As "loucuras" dos pregadores que pensam "fora da caixa"


Tempos difíceis os nossos, em que pregadores que "pensam fora da caixa" apresentam falsas boas-novas, isto é, um tipo de evangelho que os pecadores querem ouvir, e não o Evangelho, o qual os pecadores precisam ouvir, mesmo que não o apreciem. Não é por acaso que a Palavra de Deus alerta: "virá tempo em que não suportarão a sã doutrina; mas, tendo comichão nos ouvidos, amontoarão para si doutores conforme as suas próprias concupiscências" (2 Tm 4.3).

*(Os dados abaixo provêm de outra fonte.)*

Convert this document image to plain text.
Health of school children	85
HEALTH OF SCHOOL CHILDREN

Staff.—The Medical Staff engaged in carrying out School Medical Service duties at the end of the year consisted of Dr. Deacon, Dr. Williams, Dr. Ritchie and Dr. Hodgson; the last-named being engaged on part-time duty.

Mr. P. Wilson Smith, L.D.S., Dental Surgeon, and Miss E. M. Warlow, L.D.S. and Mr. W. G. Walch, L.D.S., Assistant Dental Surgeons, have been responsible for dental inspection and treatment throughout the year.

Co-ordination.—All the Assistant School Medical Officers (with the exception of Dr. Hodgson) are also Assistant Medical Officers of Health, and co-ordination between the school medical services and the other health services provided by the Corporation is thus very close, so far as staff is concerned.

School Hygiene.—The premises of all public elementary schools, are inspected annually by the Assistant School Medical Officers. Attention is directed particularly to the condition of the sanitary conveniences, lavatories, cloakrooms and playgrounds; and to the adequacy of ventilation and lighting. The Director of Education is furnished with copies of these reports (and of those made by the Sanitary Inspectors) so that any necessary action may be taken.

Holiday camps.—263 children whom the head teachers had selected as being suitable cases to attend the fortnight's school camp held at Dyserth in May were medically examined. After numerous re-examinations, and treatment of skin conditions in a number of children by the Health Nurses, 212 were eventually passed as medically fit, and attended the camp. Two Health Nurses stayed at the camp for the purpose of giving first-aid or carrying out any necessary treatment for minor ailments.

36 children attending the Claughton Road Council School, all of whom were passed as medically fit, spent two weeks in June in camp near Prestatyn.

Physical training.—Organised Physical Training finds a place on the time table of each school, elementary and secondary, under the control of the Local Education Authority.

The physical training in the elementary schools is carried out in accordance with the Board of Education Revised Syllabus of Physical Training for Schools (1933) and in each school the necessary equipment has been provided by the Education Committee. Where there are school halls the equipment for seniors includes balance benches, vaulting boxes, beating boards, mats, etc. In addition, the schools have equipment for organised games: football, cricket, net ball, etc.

Há algum tempo, um pregador "radical" que gosta de fazer "loucuras gospel" cheirou uma Bíblia como se estivesse usando cocaína. E agora tem outro pregador "radical" — aquele que cita passagens bíblicas de modo "free style", empregando palavrões e expressões chulas — dizendo que a Igreja, a Noiva do Cordeiro, é uma vagabunda.

O leitor quer um verdadeiro exemplo de pregador que fala a verdade com contundência e agrada a Deus? Olhe para a pregação e a conduta de Estêvão (At 6-7). Ele foi apedrejado não por ter tido uma conduta "radical" ou ter usado palavras humanas "impactantes" (cf. 1 Co 2.1-5), e sim por ter dito a verdade das Escrituras com autoridade.

Há pregadores e escritores evangélicos que se orgulham de pregar e escrever "fora da caixa". Eles apresentam um outro evangelho — muito diferente do que Jesus e os seus apóstolos pregaram — e ainda acham que são perseguidos por causa disso... Ora, Deus se agrada mesmo é dos pregadores e escritores que, assim como Paulo, pregam e escrevem sem sair da maravilhosa caixa chamada Bíblia Sagrada, a Palavra de Deus (1 Co 11.23).